November 2012 U.S. Economic and Housing Market Outlook

Author: Chad Wandler
Location: McLean
Date: 2012-11-15

Freddie Mac (OTC: FMCC) released yesterday its U.S. Economic and Housing Market Outlook for November showing what a healthy national housing market should look like taking into account recent trends, key housing indicators and the shifting demographic patterns that will define a new and realistic trajectory over the next five years. A healthy housing market should have activity below the levels recorded during the peaks of the prior decade.

Outlook Highlights. What a healthy housing market should look like:

  • Housing starts increasing to about 1.7 to 1.8 million dwellings per year compared with 2.1 million in 2005.
  • Home sales increasing to about 5 percent of the housing stock, or about 6.5 to 7.0 million homes per year, compared with sales of 7 percent of the stock in 2005.
  • U.S. house price appreciation rising gradually to about 3 percent per year compared to 11 percent of 2005.
  • Vacancy rates easing further to about 1.7 percent on for-sale homes and 8 percent for rental homes, down from peaks of about 3 percent in 2008 and 11 percent in 2009, respectively.
  • Serious delinquency rates nearing 2 percent, down from a peak of 9.5 percent in early 2010.

A short preview video and the complete October 2012 U.S. Economic and Housing Market Outlook are available here.

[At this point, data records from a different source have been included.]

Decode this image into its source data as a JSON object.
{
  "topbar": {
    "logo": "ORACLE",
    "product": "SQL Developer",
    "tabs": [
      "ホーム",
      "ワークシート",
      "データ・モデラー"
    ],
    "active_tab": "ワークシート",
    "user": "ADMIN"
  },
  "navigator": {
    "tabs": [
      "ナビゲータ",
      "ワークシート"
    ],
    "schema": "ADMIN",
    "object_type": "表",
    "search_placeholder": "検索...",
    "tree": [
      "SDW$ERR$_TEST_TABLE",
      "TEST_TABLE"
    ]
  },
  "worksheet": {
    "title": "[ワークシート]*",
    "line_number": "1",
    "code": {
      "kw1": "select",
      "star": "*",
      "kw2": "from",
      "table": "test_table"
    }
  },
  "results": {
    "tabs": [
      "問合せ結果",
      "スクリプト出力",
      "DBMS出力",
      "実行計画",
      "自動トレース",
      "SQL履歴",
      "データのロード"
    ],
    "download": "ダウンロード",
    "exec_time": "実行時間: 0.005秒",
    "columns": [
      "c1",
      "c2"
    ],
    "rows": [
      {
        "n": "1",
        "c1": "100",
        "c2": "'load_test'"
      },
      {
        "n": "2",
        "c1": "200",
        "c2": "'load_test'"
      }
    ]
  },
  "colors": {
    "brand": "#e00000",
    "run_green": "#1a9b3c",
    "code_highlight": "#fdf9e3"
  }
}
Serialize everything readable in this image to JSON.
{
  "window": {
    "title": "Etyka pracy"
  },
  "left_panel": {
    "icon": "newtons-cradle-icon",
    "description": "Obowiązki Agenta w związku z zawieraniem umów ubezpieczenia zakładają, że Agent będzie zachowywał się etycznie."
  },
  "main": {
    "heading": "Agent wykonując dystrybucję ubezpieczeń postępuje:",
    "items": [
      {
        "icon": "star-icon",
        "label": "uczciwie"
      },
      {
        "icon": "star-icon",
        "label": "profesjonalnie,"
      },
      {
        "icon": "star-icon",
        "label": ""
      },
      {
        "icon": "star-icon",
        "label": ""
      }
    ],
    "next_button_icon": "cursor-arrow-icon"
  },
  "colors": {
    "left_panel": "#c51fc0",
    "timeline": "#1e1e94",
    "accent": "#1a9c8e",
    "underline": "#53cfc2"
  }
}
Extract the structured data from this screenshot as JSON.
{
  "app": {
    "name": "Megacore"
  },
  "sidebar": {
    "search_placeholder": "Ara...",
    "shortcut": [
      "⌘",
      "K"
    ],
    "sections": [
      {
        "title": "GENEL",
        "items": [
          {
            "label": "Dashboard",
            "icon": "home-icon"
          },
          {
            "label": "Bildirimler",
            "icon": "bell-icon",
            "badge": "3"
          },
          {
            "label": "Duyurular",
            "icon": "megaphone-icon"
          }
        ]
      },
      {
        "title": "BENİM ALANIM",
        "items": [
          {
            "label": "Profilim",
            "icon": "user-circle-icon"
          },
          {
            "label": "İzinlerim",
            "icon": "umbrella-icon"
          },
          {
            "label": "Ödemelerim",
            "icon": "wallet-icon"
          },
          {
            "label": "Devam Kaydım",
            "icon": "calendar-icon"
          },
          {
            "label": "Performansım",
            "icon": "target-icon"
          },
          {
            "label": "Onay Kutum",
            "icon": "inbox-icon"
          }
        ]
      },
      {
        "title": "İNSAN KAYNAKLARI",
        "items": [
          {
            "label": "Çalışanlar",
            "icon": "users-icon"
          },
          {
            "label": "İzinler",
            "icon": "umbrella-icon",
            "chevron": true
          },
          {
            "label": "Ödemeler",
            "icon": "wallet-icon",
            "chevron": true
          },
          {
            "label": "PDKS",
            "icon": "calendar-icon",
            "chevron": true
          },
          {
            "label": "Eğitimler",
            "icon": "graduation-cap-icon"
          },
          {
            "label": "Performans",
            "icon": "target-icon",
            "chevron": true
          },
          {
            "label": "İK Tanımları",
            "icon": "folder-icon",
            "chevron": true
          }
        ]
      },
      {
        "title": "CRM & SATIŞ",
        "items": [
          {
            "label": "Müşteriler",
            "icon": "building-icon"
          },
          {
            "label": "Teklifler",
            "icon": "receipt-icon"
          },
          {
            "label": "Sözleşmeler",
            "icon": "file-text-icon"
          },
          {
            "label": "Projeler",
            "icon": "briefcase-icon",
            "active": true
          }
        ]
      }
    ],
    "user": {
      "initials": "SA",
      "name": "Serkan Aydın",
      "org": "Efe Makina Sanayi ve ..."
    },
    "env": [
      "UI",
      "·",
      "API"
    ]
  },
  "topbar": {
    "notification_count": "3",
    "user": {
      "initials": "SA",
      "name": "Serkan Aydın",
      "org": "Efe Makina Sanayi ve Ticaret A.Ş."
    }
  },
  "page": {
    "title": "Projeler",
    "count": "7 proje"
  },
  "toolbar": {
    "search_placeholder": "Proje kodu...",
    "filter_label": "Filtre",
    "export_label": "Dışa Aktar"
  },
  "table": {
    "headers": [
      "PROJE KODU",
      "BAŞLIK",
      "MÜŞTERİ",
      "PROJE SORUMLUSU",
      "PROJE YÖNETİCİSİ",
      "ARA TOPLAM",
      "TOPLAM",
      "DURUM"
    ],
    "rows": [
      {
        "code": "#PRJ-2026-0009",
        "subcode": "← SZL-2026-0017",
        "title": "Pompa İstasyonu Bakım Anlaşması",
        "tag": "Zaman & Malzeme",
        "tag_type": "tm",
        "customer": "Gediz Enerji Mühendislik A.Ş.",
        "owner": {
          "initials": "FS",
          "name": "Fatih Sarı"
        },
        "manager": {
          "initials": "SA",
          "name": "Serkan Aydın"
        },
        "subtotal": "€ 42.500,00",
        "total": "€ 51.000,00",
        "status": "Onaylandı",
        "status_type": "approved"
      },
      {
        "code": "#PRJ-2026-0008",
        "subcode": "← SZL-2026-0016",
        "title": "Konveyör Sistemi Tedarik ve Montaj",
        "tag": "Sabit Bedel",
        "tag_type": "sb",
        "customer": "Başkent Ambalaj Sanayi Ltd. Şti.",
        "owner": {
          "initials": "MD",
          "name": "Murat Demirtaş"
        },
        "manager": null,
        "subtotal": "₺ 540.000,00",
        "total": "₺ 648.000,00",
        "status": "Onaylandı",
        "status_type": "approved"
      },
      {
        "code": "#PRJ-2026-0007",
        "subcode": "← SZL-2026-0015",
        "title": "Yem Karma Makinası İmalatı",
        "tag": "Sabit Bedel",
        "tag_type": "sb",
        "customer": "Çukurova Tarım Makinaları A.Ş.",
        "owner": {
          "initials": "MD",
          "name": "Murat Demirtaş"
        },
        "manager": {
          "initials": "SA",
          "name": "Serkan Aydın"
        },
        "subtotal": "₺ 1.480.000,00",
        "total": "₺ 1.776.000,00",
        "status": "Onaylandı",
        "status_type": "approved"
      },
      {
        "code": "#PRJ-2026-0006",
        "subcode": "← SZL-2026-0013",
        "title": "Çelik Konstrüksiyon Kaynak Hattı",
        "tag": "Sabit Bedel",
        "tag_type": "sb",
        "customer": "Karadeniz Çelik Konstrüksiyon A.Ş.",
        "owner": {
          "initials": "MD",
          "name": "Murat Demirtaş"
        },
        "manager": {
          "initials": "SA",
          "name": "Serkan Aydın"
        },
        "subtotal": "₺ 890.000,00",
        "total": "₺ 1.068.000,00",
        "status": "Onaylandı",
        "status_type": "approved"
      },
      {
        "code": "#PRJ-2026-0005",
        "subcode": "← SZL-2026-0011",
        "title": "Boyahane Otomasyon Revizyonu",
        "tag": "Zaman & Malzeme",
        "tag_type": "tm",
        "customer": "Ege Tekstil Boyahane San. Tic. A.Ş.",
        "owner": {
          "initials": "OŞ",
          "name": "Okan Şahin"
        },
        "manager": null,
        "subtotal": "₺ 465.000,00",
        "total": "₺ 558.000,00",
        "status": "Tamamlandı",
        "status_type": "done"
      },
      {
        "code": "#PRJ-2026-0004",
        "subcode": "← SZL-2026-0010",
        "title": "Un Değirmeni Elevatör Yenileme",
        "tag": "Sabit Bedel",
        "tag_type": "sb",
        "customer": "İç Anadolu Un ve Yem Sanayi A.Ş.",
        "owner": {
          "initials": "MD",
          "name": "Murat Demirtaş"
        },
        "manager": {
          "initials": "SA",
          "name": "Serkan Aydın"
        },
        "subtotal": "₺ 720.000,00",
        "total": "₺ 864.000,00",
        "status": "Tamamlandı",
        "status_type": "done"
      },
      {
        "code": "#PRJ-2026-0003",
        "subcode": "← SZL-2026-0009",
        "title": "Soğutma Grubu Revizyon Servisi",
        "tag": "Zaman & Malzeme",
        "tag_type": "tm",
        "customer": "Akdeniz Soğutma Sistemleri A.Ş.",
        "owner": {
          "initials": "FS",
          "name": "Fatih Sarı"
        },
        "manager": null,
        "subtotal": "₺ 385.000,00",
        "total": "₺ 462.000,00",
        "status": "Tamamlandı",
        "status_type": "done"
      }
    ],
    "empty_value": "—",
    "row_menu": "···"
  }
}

Freddie Mac compiles data on major economic and housing and mortgage market indicators and offers forecasts based on those indicators.

Quotes

Attributed to Frank Nothaft, Freddie Mac, vice president and chief economist.

"What a healthy housing market should look like will dismay those who keep comparing housing to what it was during its peak years. However, taking into account recent trends, key housing indicators and the shifting demographic patterns that will define a new and realistic trajectory toward a healthy housing market, the long-term prognosis is promising – just don't expect the housing market to wake up at 98.6 degrees tomorrow morning."